Drug-drive changes and "drugalysers" come into force
New regulations aimed at stopping people driving while on drugs have come into force in England and Wales.
Drivers face prosecution if they exceed limits set for the presence of eight illegal drugs, including cannabis and cocaine, and eight prescription drugs.
Police will be able to use "drugalyser" devices at the roadside.
Campaigners welcomed the move and ministers said it would save lives, but a motoring lawyer said the impact on prescription drug users was a concern.
Meanwhile, Greater Manchester Police says it will delay implementing the new rules for about two weeks as it needs more time to train its officers and examine the legal implications of the changes.
The new rules run alongside the existing law, under which it is an offence to drive when impaired by any drug.
The existing penalties mean drug drivers already face a fine up to £5,000, up to six months in prison and a minimum one-year driving ban.
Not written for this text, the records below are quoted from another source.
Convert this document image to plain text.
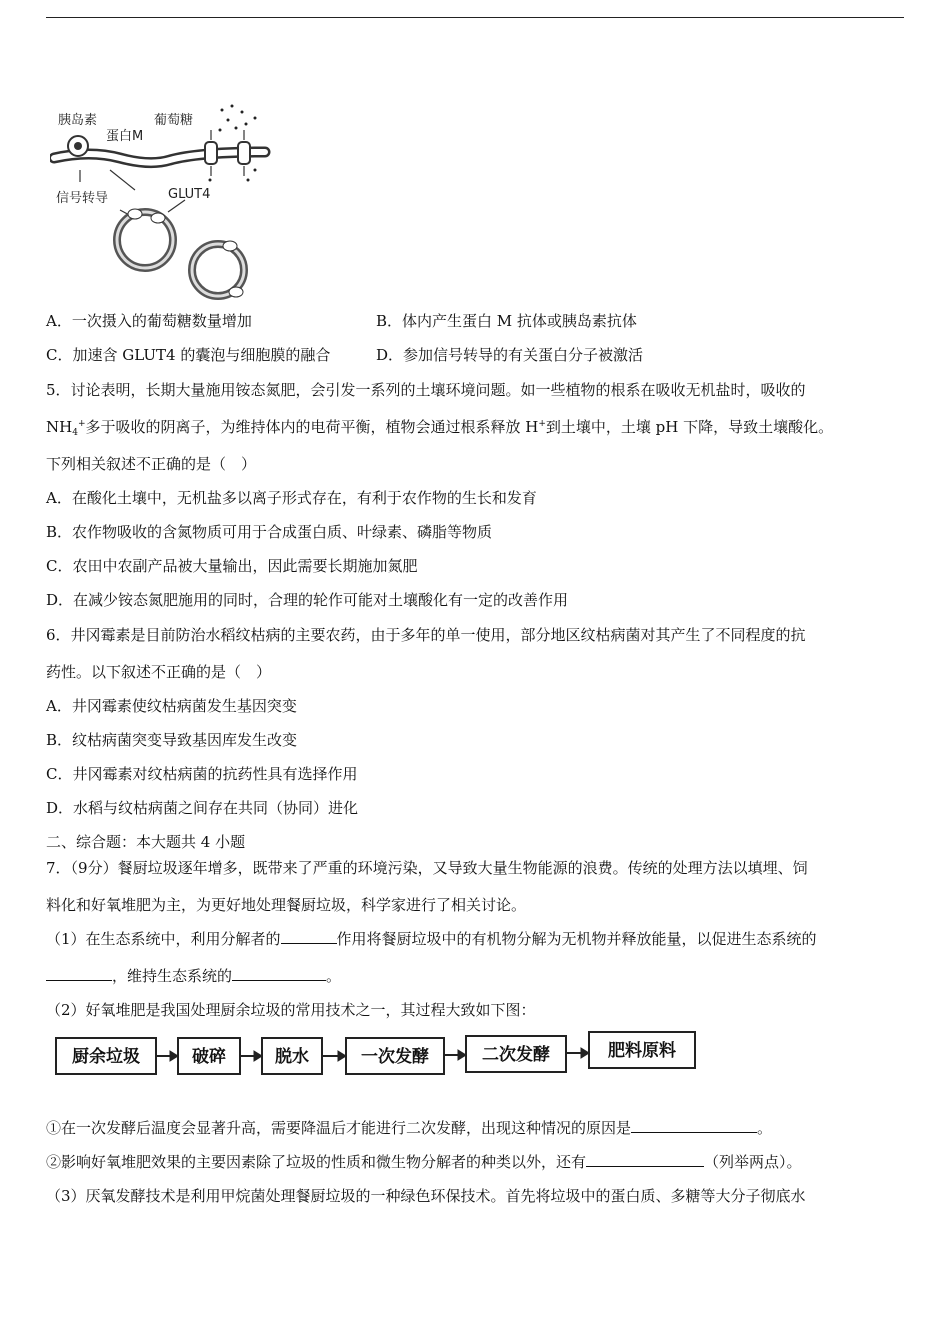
胰岛素
蛋白M
葡萄糖
信号转导	GLUT4
A．一次摄入的葡萄糖数量增加	B．体内产生蛋白 M 抗体或胰岛素抗体
C．加速含 GLUT4 的囊泡与细胞膜的融合	D．参加信号转导的有关蛋白分子被激活
5．讨论表明，长期大量施用铵态氮肥，会引发一系列的土壤环境问题。如一些植物的根系在吸收无机盐时，吸收的
$NH_4^+$多于吸收的阴离子，为维持体内的电荷平衡，植物会通过根系释放 H+到土壤中，土壤 pH 下降，导致土壤酸化。
下列相关叙述不正确的是（　）
A．在酸化土壤中，无机盐多以离子形式存在，有利于农作物的生长和发育
B．农作物吸收的含氮物质可用于合成蛋白质、叶绿素、磷脂等物质
C．农田中农副产品被大量输出，因此需要长期施加氮肥
D．在减少铵态氮肥施用的同时，合理的轮作可能对土壤酸化有一定的改善作用
6．井冈霉素是目前防治水稻纹枯病的主要农药，由于多年的单一使用，部分地区纹枯病菌对其产生了不同程度的抗
药性。以下叙述不正确的是（　）
A．井冈霉素使纹枯病菌发生基因突变
B．纹枯病菌突变导致基因库发生改变
C．井冈霉素对纹枯病菌的抗药性具有选择作用
D．水稻与纹枯病菌之间存在共同（协同）进化
二、综合题：本大题共 4 小题
7．（9分）餐厨垃圾逐年增多，既带来了严重的环境污染，又导致大量生物能源的浪费。传统的处理方法以填埋、饲
料化和好氧堆肥为主，为更好地处理餐厨垃圾，科学家进行了相关讨论。
（1）在生态系统中，利用分解者的	作用将餐厨垃圾中的有机物分解为无机物并释放能量，以促进生态系统的
，维持生态系统的	。
（2）好氧堆肥是我国处理厨余垃圾的常用技术之一，其过程大致如下图：
厨余垃圾	破碎	脱水	一次发酵	二次发酵	肥料原料
①在一次发酵后温度会显著升高，需要降温后才能进行二次发酵，出现这种情况的原因是	。
②影响好氧堆肥效果的主要因素除了垃圾的性质和微生物分解者的种类以外，还有	（列举两点）。
（3）厌氧发酵技术是利用甲烷菌处理餐厨垃圾的一种绿色环保技术。首先将垃圾中的蛋白质、多糖等大分子彻底水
The new regulations set low levels for the eight illegal drugs, with higher levels set for eight prescription drugs, including morphine and methadone.
Those using prescription drugs within recommended amounts will not be penalised.
Police will be able to use "drugalysers" to screen for cannabis and cocaine at the roadside.
Officers will also be able to test for these and other drugs including ecstasy, LSD, ketamine and heroin at a police station, even if a driver passes the roadside check.
New devices that can test for a greater number of drugs at the roadside will be developed in the future.
David Taylor, professor of psychopharmacology at Kings College, London and a member of the Department of Transport's advisory panel on drug driving, said the rules would work as a much stronger deterrent and make prosecutions much easier.
Speaking on Radio 4's Today programme he said: "It's a zero-tolerance approach."
He said any exposure would render people over the limit and would leave them over the limit for up to 36 hours.
The situation for people who use prescription drugs had not changed, he said, but "the onus is on the individual to assure themselves that their driving ability is not impaired".
He recommended that drivers who take prescription drugs carry proof so they could produce it at the roadside if needed.
Prescription drugs covered by the new law
- Clonazepam is prescribed to treat seizures or panic disorders
- Diazepam is used for anxiety disorders, alcohol withdrawal symptoms or muscle spasms
- Flunitrazepam (also known as Rohypnol) is a sedative originally used in hospitals for deep sedation in the 1970s
- Lorazepam is used to treat convulsions or seizures caused by epilepsy
- Oxazepam is used to relieve anxiety, including anxiety caused by alcohol withdrawal
- Temazepam affects chemicals in the brain that may become unbalanced and cause insomnia problems
- Methadone is used in the treatment of heroin addiction and for pain relief
- Morphine or opiates treat moderate to severe pain
The changes have been welcomed by the campaigning mother of 14-year-old girl who was killed by a speeding driver who had smoked cannabis.
Lillian Groves died outside her home in New Addington, in Croydon, south London, in June 2010. The driver of the vehicle involved later received an eight-month jail sentence.
"We have fought tirelessly since losing Lillian, and our determination has brought about this significant change," said Lillian's mother, Natasha Groves.
She told the Today programme the problems with drug driving were much bigger than people realised "because they have been able to get away with it for so long".
A government road safety THINK! campaign has also been launched to coincide with the new legislation.
'Done nothing wrong'
Sarah Sillars, chief executive of the Institute of Advanced Motorists, said the law was "a real step in the right direction".
Greater Manchester Police Chief Inspector Mark Dexter said the force would delay use of the legislation until it was satisfied "the legal and procedural issues involved in prosecuting these cases can properly withstand legal scrutiny".
"This will be a temporary delay whilst we ensure our equipment has the right certification and our officers have the right training and understand the required procedures."
Damien Simmonds, a lawyer at JMW solicitors in Manchester, suggested the change could create legal "complications".
He said many users of prescription drugs who "feel they have done nothing wrong" could be prosecuted for failing to provide roadside samples to police.
"There's a lot of people driving on levels they feel comfortable with, that they've been prescribed," he told BBC Radio Manchester.